India’s electronics manufacturers have urged the government to overhaul customs duties in the upcoming Union Budget, arguing that tariff rationalisation is essential to sustain growth in mobile phone and electronics production.
Industry body India Cellular & Electronics Association (ICEA) has submitted a detailed proposal seeking lower duties on components and capital equipment to protect competitiveness as global firms diversify supply chains away from China.
According to a report by the Financial Express, the suggested changes could benefit companies such as Apple’s contract manufacturers, Samsung, Dixon Technologies, Tata Electronics and Reliance-backed ventures. Lower duties would reduce input costs, lift margins and support faster localisation of components that are still largely imported.
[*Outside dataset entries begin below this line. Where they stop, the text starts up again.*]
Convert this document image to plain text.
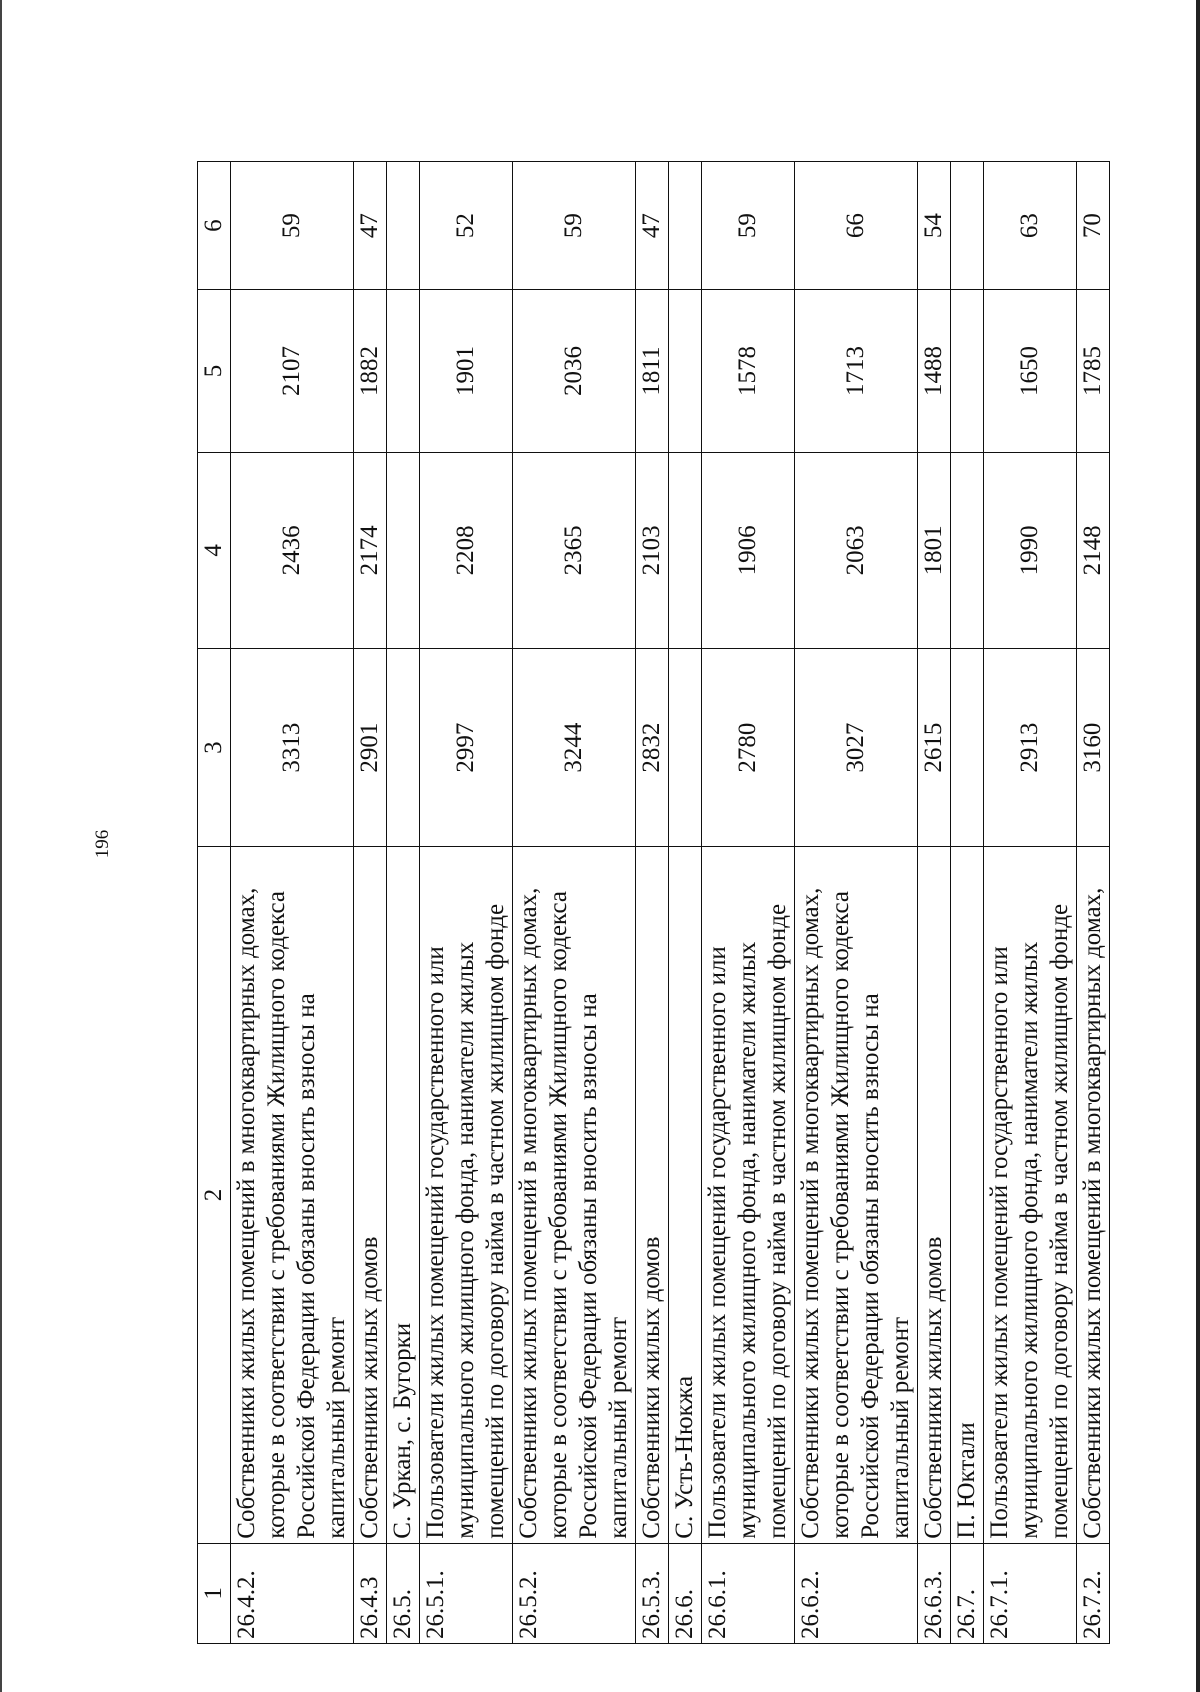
196
1	2	3	4	5	6
26.4.2.	Собственники жилых помещений в многоквартирных домах, которые в соответствии с требованиями Жилищного кодекса Российской Федерации обязаны вносить взносы на капитальный ремонт	3313	2436	2107	59
26.4.3	Собственники жилых домов	2901	2174	1882	47
26.5.	С. Уркан, с. Бугорки				
26.5.1.	Пользователи жилых помещений государственного или муниципального жилищного фонда, наниматели жилых помещений по договору найма в частном жилищном фонде	2997	2208	1901	52
26.5.2.	Собственники жилых помещений в многоквартирных домах, которые в соответствии с требованиями Жилищного кодекса Российской Федерации обязаны вносить взносы на капитальный ремонт	3244	2365	2036	59
26.5.3.	Собственники жилых домов	2832	2103	1811	47
26.6.	С. Усть-Нюкжа				
26.6.1.	Пользователи жилых помещений государственного или муниципального жилищного фонда, наниматели жилых помещений по договору найма в частном жилищном фонде	2780	1906	1578	59
26.6.2.	Собственники жилых помещений в многоквартирных домах, которые в соответствии с требованиями Жилищного кодекса Российской Федерации обязаны вносить взносы на капитальный ремонт	3027	2063	1713	66
26.6.3.	Собственники жилых домов	2615	1801	1488	54
26.7.	П. Юктали				
26.7.1.	Пользователи жилых помещений государственного или муниципального жилищного фонда, наниматели жилых помещений по договору найма в частном жилищном фонде	2913	1990	1650	63
26.7.2.	Собственники жилых помещений в многоквартирных домах,	3160	2148	1785	70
A central request is a cut in import duties on mobile phone sub-assemblies, including microphones, receivers, speakers and printed circuit board assemblies. Although these parts account for only a small share of a handset’s cost, manufacturers say higher component-level tariffs increase overall production costs.
ICEA has proposed aligning these duties at 10%, in line with other sub-assemblies. Executives believe this would help India compete with rivals such as Vietnam.
The issue is particularly important for Apple and Samsung, which operate large assembly lines in India. With smartphone exports now a key driver of electronics shipments, even small cost savings can improve export competitiveness. Apple’s suppliers, including Foxconn and Tata Electronics, are particularly sensitive to changes in input costs given the scale of iPhone exports.
The industry has also called for the elimination of inverted duty structures. In some cases, inputs attract higher duties than finished products. This discourages domestic manufacturing of items such as display assemblies and wireless charging modules.
ICEA has sought zero-duty imports for key inputs, while retaining moderate tariffs on finished goods.
Capital equipment is another concern. While finished machinery often enters duty-free, parts used to make machines locally face duties of up to 20%. Manufacturers want exemptions for these inputs to encourage domestic equipment production.
The other proposals focus on easing rules under bonded manufacturing schemes and standardising customs classifications to reduce disputes, delays and compliance costs.
Taken together, the proposals call for a more predictable and competitive duty framework. Until then, all eyes will be on February 1, when the Union Budget is unveiled.